With standard rating now at 20%, VAT is the government's third largest source of revenue after income tax and national insurance. And ‘simple’ is one of the last words that spring to mind when one considers its application and administration. Exemptions, reduced and zero ratings are aplenty (and with good reason when it comes to charities), resulting in a hugely complex framework. It hasn’t been without controversy either, as we’ve seen with hot pasties (what constitutes hot?), Jaffa Cakes (is it cake or a biscuit?), and Pringles (when is a crisp a crisp?). There is a whole multi-million pound industry devoted to probing and challenging these types of questions. As rates have crept up over the years, it has also come in for criticism for its regressive nature - the fact that it hits the poorest hardest. Nonetheless PwC estimate that it has brought in £1.6tn for the Exchequer over the course of its existence.
So what’s the charity sector’s relationship with VAT? While a number of valuable exemptions and zero ratings are available, the sector has been particularly concerned with the scale of ‘irrecoverable’ VAT it faces. The Charity Tax Group, who have long campaigned for a fairer tax system, estimate that this irrecoverable VAT costs charities in the region of £400m-500m per year. Unlike the private sector, charities cannot pass VAT costs on to the end consumer, nor reclaim it like the public sector. No one would argue with paying the VAT on trading activities, but charities pay large amounts of VAT buying products or services essential to delivering their objects. One of the early proposals put forward by the sector to improve this was for a grant scheme from public expenditure to compensate charities for the VAT incurred on exempt and non-business activities. But successive governments over the years have opposed this on the grounds of cost to the Exchequer, particularly as the sector grows, and principle, arguing that a tax relief on donations (Gift Aid) was a more effective method of supporting charities as it also incentivised people to give. Interestingly, Chancellor Geoffrey Howe stated during his 1983 Budget speech that he opposed such a scheme on the basis that it would be indiscriminate in its effects, “benefiting not only those charities which do valuable work in the community but also - and sometimes disproportionately so - many other bodies with very limited or controversial aims which do not command public support,” something we’d hope not to hear from a Government minister today, and an antiquated argument given the sophistication of the charity legal framework and public benefit requirements that come with it.

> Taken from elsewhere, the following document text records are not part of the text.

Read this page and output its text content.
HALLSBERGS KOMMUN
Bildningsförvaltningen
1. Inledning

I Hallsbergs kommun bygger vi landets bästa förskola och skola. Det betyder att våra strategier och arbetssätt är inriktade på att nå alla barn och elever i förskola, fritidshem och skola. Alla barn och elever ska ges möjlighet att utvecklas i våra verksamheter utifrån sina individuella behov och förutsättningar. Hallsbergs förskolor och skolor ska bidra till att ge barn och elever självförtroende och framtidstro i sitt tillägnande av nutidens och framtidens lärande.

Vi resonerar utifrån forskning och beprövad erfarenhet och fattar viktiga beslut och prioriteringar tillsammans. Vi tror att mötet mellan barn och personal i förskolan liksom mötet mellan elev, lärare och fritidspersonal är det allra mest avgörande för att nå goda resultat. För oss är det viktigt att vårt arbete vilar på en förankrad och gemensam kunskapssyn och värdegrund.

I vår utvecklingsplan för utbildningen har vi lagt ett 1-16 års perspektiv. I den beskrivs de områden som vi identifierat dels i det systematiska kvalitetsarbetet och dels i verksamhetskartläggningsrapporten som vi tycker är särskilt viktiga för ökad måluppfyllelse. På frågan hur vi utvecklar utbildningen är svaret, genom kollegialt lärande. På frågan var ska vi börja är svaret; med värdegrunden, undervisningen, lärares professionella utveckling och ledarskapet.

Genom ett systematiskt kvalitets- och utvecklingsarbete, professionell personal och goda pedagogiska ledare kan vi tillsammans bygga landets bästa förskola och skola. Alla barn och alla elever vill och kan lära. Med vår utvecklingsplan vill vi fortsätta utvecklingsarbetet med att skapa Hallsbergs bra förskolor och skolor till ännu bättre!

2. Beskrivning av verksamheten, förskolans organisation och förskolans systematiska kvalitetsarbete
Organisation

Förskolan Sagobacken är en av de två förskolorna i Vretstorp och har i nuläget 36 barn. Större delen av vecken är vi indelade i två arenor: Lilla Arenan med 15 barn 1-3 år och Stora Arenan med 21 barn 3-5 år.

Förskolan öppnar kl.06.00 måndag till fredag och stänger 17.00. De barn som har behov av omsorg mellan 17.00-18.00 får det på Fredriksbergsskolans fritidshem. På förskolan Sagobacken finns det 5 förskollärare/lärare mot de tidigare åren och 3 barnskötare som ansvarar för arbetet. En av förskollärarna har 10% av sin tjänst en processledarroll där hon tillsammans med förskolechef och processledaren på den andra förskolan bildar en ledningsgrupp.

The outcome of a Government-led Charity Tax Review in 1999, which sowed the seeds for the expansion of Gift Aid, also noted that: ‘A fundamental principle of VAT is that organisations and individuals can only recover VAT to the extent to which they make taxable supplies. If individuals or organisations are not making taxable supplies, they cannot recover VAT on the things that they buy. This includes charities providing services for no charge and those making exempt supplies. To give charities this tax back would be contrary to this fundamental principle.’ Nearly 15 years on from that review, it remains unlikely that any government will revisit the concept of a comprehensive VAT rebate scheme in the near future, but there are some small steps forward.
In November 2011 the Lords passed an amendment to the Health and Social Care Bill placing a legal requirement on government that health providers are not discriminated against on the basis of their legal and ownership structure. This resulted in a recent NHS Monitor report ‘A fair playing field for the benefit of NHS patients’ recommending that charities (such as hospices) should be entitled to the same VAT rebate as public sector providers when they bid for NHS contracts. While not groundbreaking when we look a the detail, it is at least being acknowledged by Government with some commitment to explore in more detail.
So what else is in store for VAT as it enters its forties? We’ve already seen Government efforts to clampdown on ‘borderline anomalies’ as they take a tighter grip on the reigns of the public purse. And the EU, who we know is not keen on the reduced rates offered by the UK, is reviewing existing legislation in this area. It’s almost certain VAT will be celebrating quite a few birthdays to come but unfortunately it’s looking like the existence of current reduced rates should not be taken as a given. As a sector we should be working to ensure policy makers recognise the challenges VAT poses to charities, and the value of these reduced rates.